A hard pill bug to swallow: First X-rays of frog feeding show how they consume prey
The phrase "to swallow one's tongue" has been around since at least the 1880s and has been repurposed in several languages to mean everything from falling silent to a general feeling of fear. While it's anatomically impossible for a human to swallow their tongue, a new study shows that cane toads (Rhinella marina) achieve this feat each time they eat.
U.S. National Science Foundation-supported scientists at the Florida Museum of Natural History used X-ray videography to study the toads' feeding behavior, providing the first glimpse of what frogs do with food once it's safely in their mouths. According to the results, cane toads swallow prey using a complex pulley system of cartilage and muscle that travels so far down their throats, it butts up against their hearts.
"We know a lot about how frogs extend their tongues and how they stick to their prey, but prior to this study, essentially everything that happens after they close their mouths was a mystery," said lead author Rachel Keeffe, an NSF Graduate Research Fellow. Richard Blob of Clemson University, David Blackburn of the Florida Museum of Natural History and Christopher Mayerl of Northern Arizona University are co-authors of the study, published in the journal Integrative Organismal Biology.

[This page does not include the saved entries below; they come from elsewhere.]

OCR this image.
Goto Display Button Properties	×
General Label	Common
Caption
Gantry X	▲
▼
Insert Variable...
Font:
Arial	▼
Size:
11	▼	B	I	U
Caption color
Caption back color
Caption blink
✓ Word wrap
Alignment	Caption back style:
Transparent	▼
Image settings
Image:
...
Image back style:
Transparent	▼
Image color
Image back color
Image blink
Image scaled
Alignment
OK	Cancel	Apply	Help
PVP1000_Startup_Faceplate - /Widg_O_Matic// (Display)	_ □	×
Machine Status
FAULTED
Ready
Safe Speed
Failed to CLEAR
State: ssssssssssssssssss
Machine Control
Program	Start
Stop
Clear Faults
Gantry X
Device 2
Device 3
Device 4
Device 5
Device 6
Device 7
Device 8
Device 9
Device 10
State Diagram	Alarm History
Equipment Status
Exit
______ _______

It wasn't until the development of high-speed video in the mid-20th century that scientists were able to directly observe the way frog tongues unroll like party horns and wrap their hapless targets in adhesive hugs.
Even then, scientists could only guess at how they swallowed their food. Some theorized that frogs used their tongues to directly deposit food in their throats, while others suggested they pushed food along by squeezing their eyes shut.
To find out how frogs manipulated their food, Keeffe and her colleagues attached metallic beads at key points in the mouths of cane toads. Reaching up to six inches in length, cane toads are one of the largest frog species, which made them the perfect specimens to observe the rapid and minute movements they make when eating.